As a professor of chemistry, van der Donk was named a Howard Hughes Medical Institute investigator in 2008 to identify and exploit new classes of compounds that have potential as antibiotics. Two years later, he was elected a Fellow of the Royal Society of Chemistry and American Academy of Microbiology. Van der Donk was also recognized by the American Association for the Advancement of Science "for pioneering contributions to the discovery of natural products and the elaboration of their biosynthesis." In 2012, van der Donk and microbiology professor William W. Metcalf discovered the origin of much of the methane in the oxygen-rich regions of the ocean. He also co-discovered geobacillin that is more stable than nisin, which had the possibility of becoming more effective. As a result of these discoveries, van der Donk was elected a Fellow of the American Academy of Arts and Sciences. In 2017, van der Donk was appointed chairperson of the Searle Scholars Program.

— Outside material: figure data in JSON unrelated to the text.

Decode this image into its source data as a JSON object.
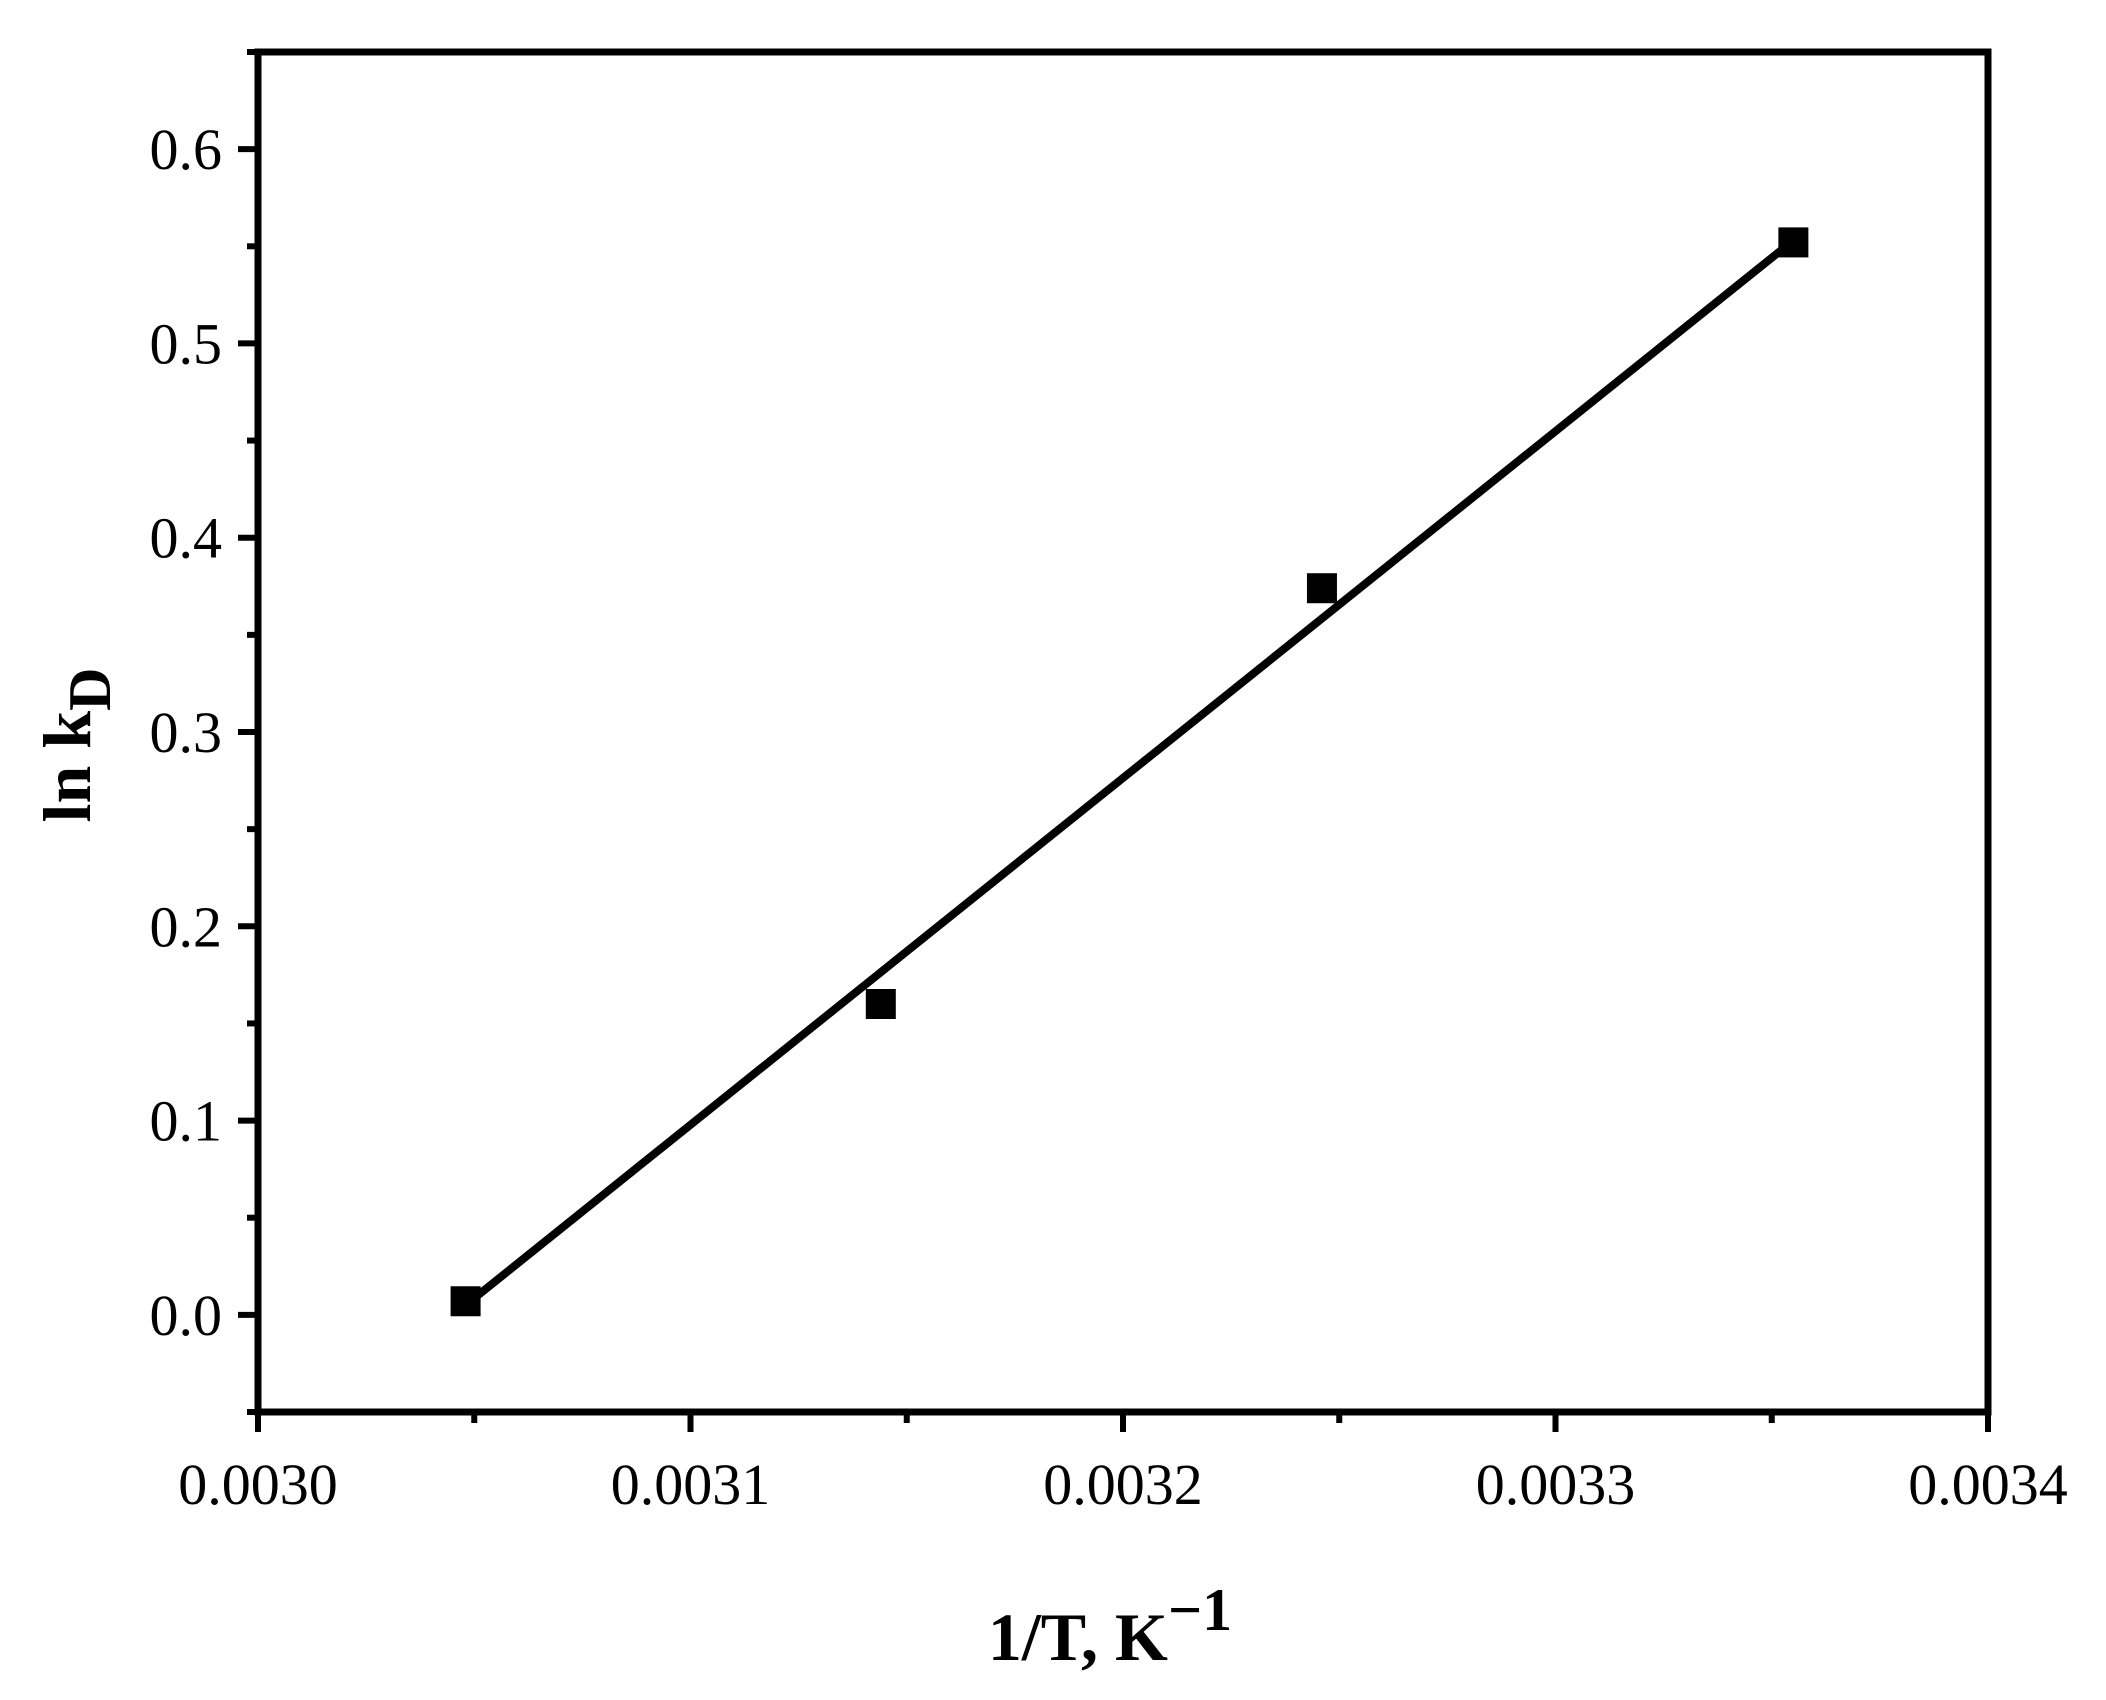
{
  "chart_data": {
    "type": "scatter",
    "title": "",
    "xlabel": {
      "main": "1/T, K",
      "superscript": "−1"
    },
    "ylabel": {
      "main": "ln k",
      "subscript": "D"
    },
    "xlim": [
      0.003,
      0.0034
    ],
    "ylim": [
      -0.05,
      0.65
    ],
    "xticks": [
      0.003,
      0.0031,
      0.0032,
      0.0033,
      0.0034
    ],
    "xtick_labels": [
      "0.0030",
      "0.0031",
      "0.0032",
      "0.0033",
      "0.0034"
    ],
    "xminor": [
      0.00305,
      0.00315,
      0.00325,
      0.00335
    ],
    "yticks": [
      0.0,
      0.1,
      0.2,
      0.3,
      0.4,
      0.5,
      0.6
    ],
    "ytick_labels": [
      "0.0",
      "0.1",
      "0.2",
      "0.3",
      "0.4",
      "0.5",
      "0.6"
    ],
    "yminor": [
      -0.05,
      0.05,
      0.15,
      0.25,
      0.35,
      0.45,
      0.55,
      0.65
    ],
    "grid": false,
    "legend": "none",
    "series": [
      {
        "marker": "square",
        "color": "#000000",
        "x": [
          0.003048,
          0.003144,
          0.003246,
          0.003355
        ],
        "y": [
          0.007,
          0.16,
          0.374,
          0.552
        ]
      }
    ],
    "fit_line": {
      "color": "#000000",
      "x": [
        0.003048,
        0.003355
      ],
      "y": [
        0.005,
        0.553
      ]
    }
  }
}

In 2020, van der Donk was named the winner of the Royal Society of Chemistry’s Pedler Award "for the combined application of organic chemistry, molecular biology, and biochemistry to study posttranslationally modified peptides and phosphonate natural products." He also received the Harrison Howe Award from the Rochester American Chemical Society Section. During the COVID-19 pandemic, van der Donk began conducting research on how to prevent the CoV-2 virus from entering human cells. He collaborated with Erik Procko to work on mimicking the part of the ACE2 protein where the spike protein binds as decoys that bind to the virus and prevent it from interacting with the CoV-2 virus. For his CoV-2 virus work, he was awarded the University of Illinois at Urbana-Champaign's College of Liberal Arts and Sciences Impact Award for efforts during the COVID-19 pandemic in 2021. In that same year, he was also elected to the National Academy of Sciences. In 2025, he received the ACS Alfred Bader Award in Bioinorganic or Bioorganic Chemistry as well as the Distinguished Alumni Award of the Wiess School of Natural Sciences from Rice University, his alma mater.